Frank: Popsicles. We natives always carry Popsicles in our hip pockets. I have another summer weather tip for you, a great way to stay cool! If the heat gets to be too much, do what I do: consider a getaway vacation in the walk-in produce freezer at Costco. Or, you might try sleeping overnight in a frozen foods locker at Fry’s. I tried that for a week once. I made an awesome camouflaged costume out of Stouffer’s frozen TV dinners. Nobody was the wiser.

Phil: That’s why you have frozen peas in your hair?

Frank: Yeah, well, peas or not, I slept great, Phil. I dreamed I was a penguin with Popsicle hands and banana split eyebrows. It was beautiful. Man, it’s hot out there.

Phil: We know. Anymore tips?

Frank: This time of year you may want to restrict your outdoor activities to ... January. The rest of the time stay indoors. I don’t know if any of you noticed but, man, it’s hot out there.

Phil: We get it. We live here. We know it’s hot “out there.”

Frank: Heat making you edgy, Phil? It’s getting to you isn’t it? Some of you at home may be at risk for heat stroke like poor Phil here. The best way to avoid heat stroke is to wear loose-fitting clothing like kimonos or muumuus when you’re indoors. As for the ladies, wear whatever works. When you go outside, do what Phil’s grandmother does. Wear nothing but sunscreen, cat’s-eye sunglasses, and a smile. You may have seen her jogging on Ina.

Phil: That’s my grandmother. She’s a Zonie through and through. Any more tips for us, Frank?

Frank: This one’s pretty serious, hombre. Never leave your children or pets inside your vehicle. Now that’s good advice. Do you know why?

Phil: Let me guess. Because it’s hot out there?

Frank: Bingo. Hey, I’ve got another tip! If you wear a hairpiece like Phil here, and you smell smoke, douse your hair with flame retardant and scream until help comes. Spontaneous combustion can be a killer at this time of year. I saw Phil’s dad burst into flames on Grant outside of Bookman’s. All that was left was a walker and a little tiny smoldering briquet.
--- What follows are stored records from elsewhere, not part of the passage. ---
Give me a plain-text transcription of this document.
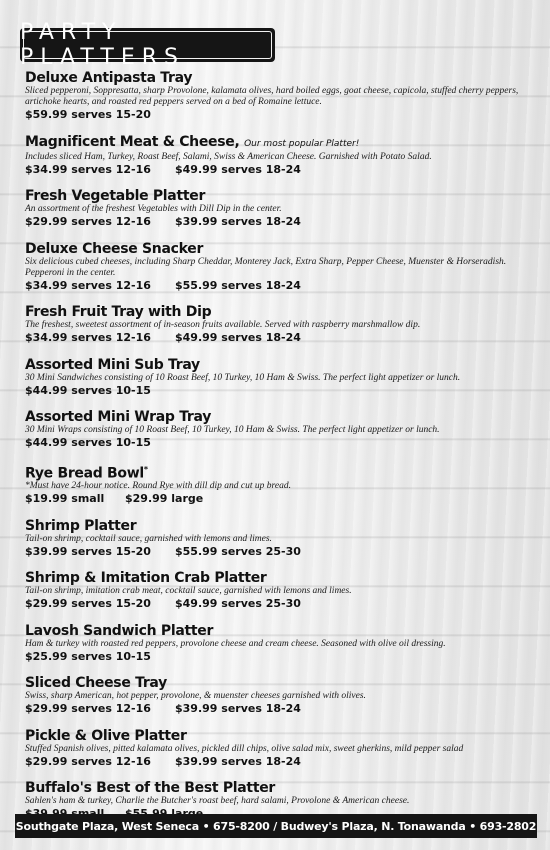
PARTY PLATTERS
Deluxe Antipasta Tray
Sliced pepperoni, Soppresatta, sharp Provolone, kalamata olives, hard boiled eggs, goat cheese, capicola, stuffed cherry peppers, artichoke hearts, and roasted red peppers served on a bed of Romaine lettuce.
$59.99 serves 15-20
Magnificent Meat & Cheese, Our most popular Platter!
Includes sliced Ham, Turkey, Roast Beef, Salami, Swiss & American Cheese. Garnished with Potato Salad.
$34.99 serves 12-16	$49.99 serves 18-24
Fresh Vegetable Platter
An assortment of the freshest Vegetables with Dill Dip in the center.
$29.99 serves 12-16	$39.99 serves 18-24
Deluxe Cheese Snacker
Six delicious cubed cheeses, including Sharp Cheddar, Monterey Jack, Extra Sharp, Pepper Cheese, Muenster & Horseradish. Pepperoni in the center.
$34.99 serves 12-16	$55.99 serves 18-24
Fresh Fruit Tray with Dip
The freshest, sweetest assortment of in-season fruits available. Served with raspberry marshmallow dip.
$34.99 serves 12-16	$49.99 serves 18-24
Assorted Mini Sub Tray
30 Mini Sandwiches consisting of 10 Roast Beef, 10 Turkey, 10 Ham & Swiss. The perfect light appetizer or lunch.
$44.99 serves 10-15
Assorted Mini Wrap Tray
30 Mini Wraps consisting of 10 Roast Beef, 10 Turkey, 10 Ham & Swiss. The perfect light appetizer or lunch.
$44.99 serves 10-15
Rye Bread Bowl*
*Must have 24-hour notice. Round Rye with dill dip and cut up bread.
$19.99 small	$29.99 large
Shrimp Platter
Tail-on shrimp, cocktail sauce, garnished with lemons and limes.
$39.99 serves 15-20	$55.99 serves 25-30
Shrimp & Imitation Crab Platter
Tail-on shrimp, imitation crab meat, cocktail sauce, garnished with lemons and limes.
$29.99 serves 15-20	$49.99 serves 25-30
Lavosh Sandwich Platter
Ham & turkey with roasted red peppers, provolone cheese and cream cheese. Seasoned with olive oil dressing.
$25.99 serves 10-15
Sliced Cheese Tray
Swiss, sharp American, hot pepper, provolone, & muenster cheeses garnished with olives.
$29.99 serves 12-16	$39.99 serves 18-24
Pickle & Olive Platter
Stuffed Spanish olives, pitted kalamata olives, pickled dill chips, olive salad mix, sweet gherkins, mild pepper salad
$29.99 serves 12-16	$39.99 serves 18-24
Buffalo's Best of the Best Platter
Sahlen's ham & turkey, Charlie the Butcher's roast beef, hard salami, Provolone & American cheese.
Southgate Plaza, West Seneca • 675-8200 / Budwey's Plaza, N. Tonawanda • 693-2802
Here’s another one: Do not walk barefoot to your mailbox unless you’re studying fire walking under a certified fire-walking instructor.

Phil: Why?

Frank: Because It’s hot out there. Here’s a tip. You see buzzards circling overhead, you’ve been outside too long. Phil, I have another tip for the folks. When driving in this heat always wear a thong and oven mitts. And don’t sit on a hot seat belt unless you want “GM” branded on your behind. I just learned Phil’s sister Edna has the “Ford” logo on her rump. Nobody wanted to see it down at the Arroyo Cafe last Saturday but she insisted.
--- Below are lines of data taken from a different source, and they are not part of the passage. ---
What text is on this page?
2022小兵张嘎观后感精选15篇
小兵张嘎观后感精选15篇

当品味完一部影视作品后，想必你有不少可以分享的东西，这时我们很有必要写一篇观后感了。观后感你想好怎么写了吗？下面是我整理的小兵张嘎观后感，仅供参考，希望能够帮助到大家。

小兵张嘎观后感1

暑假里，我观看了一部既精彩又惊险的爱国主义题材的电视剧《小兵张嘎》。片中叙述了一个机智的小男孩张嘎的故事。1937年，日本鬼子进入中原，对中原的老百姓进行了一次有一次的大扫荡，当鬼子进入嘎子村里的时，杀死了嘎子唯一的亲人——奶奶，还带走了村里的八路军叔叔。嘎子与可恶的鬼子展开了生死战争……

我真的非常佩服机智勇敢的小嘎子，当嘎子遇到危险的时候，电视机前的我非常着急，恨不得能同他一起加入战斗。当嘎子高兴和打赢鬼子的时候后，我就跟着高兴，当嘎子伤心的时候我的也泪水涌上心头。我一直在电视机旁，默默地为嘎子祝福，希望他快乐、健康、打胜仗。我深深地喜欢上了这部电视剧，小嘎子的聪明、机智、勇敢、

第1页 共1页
Man, it’s hot out there. When you’re out shopping, park in the shade near the door, even if you have to fight for that parking space. When you find the one space you’ve been trolling the parking lot for, the one with the sad pitiful tree casting just enough shade to cover your dashboard, be willing to fight for that shade. Don’t back down. Phil, real Tucsonans don’t back down.

Phil: Really? You’re recommending a duel in the sun over a parking space?

Frank: Natural selection is a beautiful thing, Phil. There isn’t enough shade for all of us. Man, it’s hot out there.

Phil: So I hear. This is the National Weather Service wishing you a safe and pleasant summer. And remember, it’s hot out there.